Celles-ci se retrouvent comme un fil rouge dans ce sympathique documentaire (pour le moment en attente de diffuseurs), qui ne se borne pas à faire la description d'un nouveau concept d'éco-tourisme. Il est le témoin de la persévérance et de l'intégrité d'une équipe pour s'implanter et faire construire un bâtiment éco conçu en Tunisie, dans une zone délaissée par les investisseurs et les touristes. Ce film pourrait tout autant être une étude de cas pour expliquer à des néophytes ce qu'est un projet de design, parce qu'on y retrouve tous les ingrédients de la complexité du métier : un client exigeant, un cahier des charges ambitieux, des moyens techniques et humains parfois limités, parfois providentiels ; et surtout le désir têtu du designer de mener ses idées aussi intactes que possible jusqu'au bout du projet.

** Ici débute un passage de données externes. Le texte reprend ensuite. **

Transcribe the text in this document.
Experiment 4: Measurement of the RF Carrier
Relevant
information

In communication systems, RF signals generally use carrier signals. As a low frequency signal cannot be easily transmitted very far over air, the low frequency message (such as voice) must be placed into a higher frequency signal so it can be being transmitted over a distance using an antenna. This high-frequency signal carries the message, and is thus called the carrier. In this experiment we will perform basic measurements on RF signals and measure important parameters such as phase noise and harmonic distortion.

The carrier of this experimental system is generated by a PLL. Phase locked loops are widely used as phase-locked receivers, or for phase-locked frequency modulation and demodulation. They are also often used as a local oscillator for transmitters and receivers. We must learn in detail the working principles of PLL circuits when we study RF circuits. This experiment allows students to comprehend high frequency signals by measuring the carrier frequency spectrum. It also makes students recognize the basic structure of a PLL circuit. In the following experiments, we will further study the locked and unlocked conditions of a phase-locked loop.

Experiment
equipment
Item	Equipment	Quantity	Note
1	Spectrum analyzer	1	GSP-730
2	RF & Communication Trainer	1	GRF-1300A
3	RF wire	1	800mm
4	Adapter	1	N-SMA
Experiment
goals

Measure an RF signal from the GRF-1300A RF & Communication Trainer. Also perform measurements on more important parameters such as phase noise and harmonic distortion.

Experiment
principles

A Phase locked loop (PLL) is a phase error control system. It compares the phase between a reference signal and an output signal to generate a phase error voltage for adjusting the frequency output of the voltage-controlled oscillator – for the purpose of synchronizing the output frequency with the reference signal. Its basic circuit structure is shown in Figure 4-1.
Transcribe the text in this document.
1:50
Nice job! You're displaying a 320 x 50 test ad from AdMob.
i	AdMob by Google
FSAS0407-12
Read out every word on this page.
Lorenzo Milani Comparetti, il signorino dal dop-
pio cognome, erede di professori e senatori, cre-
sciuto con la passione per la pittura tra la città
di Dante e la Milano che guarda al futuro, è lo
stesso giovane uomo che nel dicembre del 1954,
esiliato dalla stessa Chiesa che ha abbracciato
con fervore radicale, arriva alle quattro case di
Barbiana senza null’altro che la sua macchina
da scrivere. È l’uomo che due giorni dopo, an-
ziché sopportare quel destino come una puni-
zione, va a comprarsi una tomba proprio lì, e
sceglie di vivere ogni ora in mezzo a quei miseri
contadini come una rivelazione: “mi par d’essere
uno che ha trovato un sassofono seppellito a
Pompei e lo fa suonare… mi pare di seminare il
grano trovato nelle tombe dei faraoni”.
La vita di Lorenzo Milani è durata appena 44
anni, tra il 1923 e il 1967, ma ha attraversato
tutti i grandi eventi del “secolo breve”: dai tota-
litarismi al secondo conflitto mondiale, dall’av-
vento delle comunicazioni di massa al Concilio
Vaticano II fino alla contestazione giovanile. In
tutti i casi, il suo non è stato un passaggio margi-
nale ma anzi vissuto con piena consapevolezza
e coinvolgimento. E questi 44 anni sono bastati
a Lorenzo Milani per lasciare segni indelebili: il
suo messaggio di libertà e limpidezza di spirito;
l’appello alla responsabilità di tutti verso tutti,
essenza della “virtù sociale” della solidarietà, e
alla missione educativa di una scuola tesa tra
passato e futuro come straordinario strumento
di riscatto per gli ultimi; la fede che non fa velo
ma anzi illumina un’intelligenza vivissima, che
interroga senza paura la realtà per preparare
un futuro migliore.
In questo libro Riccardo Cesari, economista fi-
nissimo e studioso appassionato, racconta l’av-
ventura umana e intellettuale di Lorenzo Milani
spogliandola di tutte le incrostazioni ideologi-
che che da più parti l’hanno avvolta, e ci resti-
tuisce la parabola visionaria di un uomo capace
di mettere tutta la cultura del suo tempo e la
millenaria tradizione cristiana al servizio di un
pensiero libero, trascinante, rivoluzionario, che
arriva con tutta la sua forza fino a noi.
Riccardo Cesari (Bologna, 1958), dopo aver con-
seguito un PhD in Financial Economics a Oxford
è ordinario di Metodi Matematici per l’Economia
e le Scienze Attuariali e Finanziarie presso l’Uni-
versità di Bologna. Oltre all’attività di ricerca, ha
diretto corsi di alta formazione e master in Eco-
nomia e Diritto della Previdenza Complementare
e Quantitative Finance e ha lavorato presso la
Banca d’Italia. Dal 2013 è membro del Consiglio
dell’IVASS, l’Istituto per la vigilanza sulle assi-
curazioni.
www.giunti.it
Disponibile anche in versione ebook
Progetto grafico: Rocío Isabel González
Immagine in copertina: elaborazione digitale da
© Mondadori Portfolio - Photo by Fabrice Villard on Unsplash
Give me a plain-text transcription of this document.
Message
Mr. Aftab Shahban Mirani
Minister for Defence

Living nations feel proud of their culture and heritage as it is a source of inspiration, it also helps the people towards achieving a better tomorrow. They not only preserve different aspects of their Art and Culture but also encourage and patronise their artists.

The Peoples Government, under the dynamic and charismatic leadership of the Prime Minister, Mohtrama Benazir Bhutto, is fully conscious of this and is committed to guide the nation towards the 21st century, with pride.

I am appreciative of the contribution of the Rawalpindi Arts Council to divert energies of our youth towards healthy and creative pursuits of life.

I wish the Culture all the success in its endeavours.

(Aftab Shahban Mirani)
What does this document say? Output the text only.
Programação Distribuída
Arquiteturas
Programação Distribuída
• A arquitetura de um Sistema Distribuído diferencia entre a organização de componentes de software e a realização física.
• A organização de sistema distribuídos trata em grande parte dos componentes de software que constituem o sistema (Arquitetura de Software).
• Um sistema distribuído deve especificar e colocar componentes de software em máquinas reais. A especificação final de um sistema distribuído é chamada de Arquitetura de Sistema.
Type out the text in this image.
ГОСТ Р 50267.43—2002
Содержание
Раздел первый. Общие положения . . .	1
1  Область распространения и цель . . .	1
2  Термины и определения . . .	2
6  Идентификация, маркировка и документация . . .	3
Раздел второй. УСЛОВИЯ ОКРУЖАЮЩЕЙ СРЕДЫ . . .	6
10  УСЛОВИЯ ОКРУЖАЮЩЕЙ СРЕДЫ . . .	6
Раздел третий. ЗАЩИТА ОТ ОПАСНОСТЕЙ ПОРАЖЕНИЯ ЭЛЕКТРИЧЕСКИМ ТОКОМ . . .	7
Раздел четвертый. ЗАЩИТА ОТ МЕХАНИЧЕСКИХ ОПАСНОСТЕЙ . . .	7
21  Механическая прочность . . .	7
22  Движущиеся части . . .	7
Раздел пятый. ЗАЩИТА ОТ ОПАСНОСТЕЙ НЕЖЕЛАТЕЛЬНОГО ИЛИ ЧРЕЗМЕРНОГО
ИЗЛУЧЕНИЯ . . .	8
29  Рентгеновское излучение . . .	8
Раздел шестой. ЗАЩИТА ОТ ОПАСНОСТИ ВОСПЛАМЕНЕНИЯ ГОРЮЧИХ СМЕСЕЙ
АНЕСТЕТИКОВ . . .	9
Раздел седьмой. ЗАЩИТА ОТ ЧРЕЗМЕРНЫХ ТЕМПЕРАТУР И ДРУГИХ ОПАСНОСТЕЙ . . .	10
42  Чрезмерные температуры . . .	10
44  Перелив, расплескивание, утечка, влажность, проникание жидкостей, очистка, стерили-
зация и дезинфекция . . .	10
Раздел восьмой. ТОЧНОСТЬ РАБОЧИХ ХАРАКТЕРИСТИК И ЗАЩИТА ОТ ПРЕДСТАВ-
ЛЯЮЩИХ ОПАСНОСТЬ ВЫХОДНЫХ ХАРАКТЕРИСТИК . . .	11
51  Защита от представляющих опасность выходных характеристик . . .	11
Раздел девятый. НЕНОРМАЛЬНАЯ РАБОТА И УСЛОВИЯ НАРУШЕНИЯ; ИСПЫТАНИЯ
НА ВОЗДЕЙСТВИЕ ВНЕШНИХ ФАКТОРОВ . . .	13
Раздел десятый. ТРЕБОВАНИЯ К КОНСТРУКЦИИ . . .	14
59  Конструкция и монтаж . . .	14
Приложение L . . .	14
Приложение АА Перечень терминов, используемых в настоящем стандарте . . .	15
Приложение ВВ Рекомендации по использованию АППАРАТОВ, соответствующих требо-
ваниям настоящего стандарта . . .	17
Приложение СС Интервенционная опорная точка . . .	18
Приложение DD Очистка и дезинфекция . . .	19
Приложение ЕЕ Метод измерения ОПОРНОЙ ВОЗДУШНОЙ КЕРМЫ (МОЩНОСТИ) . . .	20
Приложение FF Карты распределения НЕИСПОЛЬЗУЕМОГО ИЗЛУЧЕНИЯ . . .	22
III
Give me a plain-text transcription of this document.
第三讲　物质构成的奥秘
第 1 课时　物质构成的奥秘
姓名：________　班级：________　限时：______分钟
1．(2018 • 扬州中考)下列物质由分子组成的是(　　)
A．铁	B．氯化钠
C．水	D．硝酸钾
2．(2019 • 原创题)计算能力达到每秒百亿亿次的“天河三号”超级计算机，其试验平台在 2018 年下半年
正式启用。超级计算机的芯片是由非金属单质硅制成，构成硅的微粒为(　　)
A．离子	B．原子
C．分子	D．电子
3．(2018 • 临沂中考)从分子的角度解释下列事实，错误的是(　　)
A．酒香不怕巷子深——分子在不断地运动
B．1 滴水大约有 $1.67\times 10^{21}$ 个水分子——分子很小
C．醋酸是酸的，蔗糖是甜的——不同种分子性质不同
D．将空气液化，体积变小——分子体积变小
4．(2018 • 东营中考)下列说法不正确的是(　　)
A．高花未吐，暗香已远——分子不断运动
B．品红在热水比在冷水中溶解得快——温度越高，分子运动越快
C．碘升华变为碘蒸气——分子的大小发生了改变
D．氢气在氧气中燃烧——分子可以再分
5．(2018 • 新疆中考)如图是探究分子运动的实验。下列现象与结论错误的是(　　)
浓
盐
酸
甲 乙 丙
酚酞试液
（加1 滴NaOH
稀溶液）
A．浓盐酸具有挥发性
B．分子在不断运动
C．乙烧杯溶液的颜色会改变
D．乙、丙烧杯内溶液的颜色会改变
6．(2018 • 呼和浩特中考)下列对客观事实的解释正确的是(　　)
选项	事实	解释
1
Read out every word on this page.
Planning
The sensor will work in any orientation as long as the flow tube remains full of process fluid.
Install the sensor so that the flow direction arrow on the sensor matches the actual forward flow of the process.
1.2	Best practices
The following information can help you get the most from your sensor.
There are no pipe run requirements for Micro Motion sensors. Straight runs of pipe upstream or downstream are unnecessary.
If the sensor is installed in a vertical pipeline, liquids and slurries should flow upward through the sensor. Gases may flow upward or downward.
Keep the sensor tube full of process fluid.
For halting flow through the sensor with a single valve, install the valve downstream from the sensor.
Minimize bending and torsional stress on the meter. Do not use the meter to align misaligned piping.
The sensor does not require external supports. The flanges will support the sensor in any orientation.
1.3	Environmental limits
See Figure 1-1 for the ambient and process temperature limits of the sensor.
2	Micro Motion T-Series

Au delà de la conception écologique du lieu, cette maison d'hôtes innove par son offre radicale, à l'opposé de tous les plans marketing appliqués aux lieux de tourisme. À Dar HI, il n'y a rien à faire. Pas de télé à regarder, de monument à visiter, d'accrobranche à essayer. Il y a bien sûr le désert, qui agit comme un aimant sur ceux qui seront venus jusque dans ce coin reculé du monde pour le contempler. Mais il fait partie du dispositif de la retraite, c'est-à-dire de la spatialité et de la temporalité proposées ici pour se retirer du monde, se reposer, réfléchir, rêver. Loin des contingences de la vie quotidienne ou de la clameur de la ville, Dar HI suggère à ses occupants de prendre le temps de la contemplation, de laisser la magie du lieu opérer pour s'ouvrir à d'autres idées, à de nouvelles envies. La parenthèse enchantée a certes un coût conséquent, mais il est déjà plaisant de penser qu'elle existe quelque part, que d'autres personnes en rêvent aussi et se sont mis en tête de la bâtir et de la faire vivre.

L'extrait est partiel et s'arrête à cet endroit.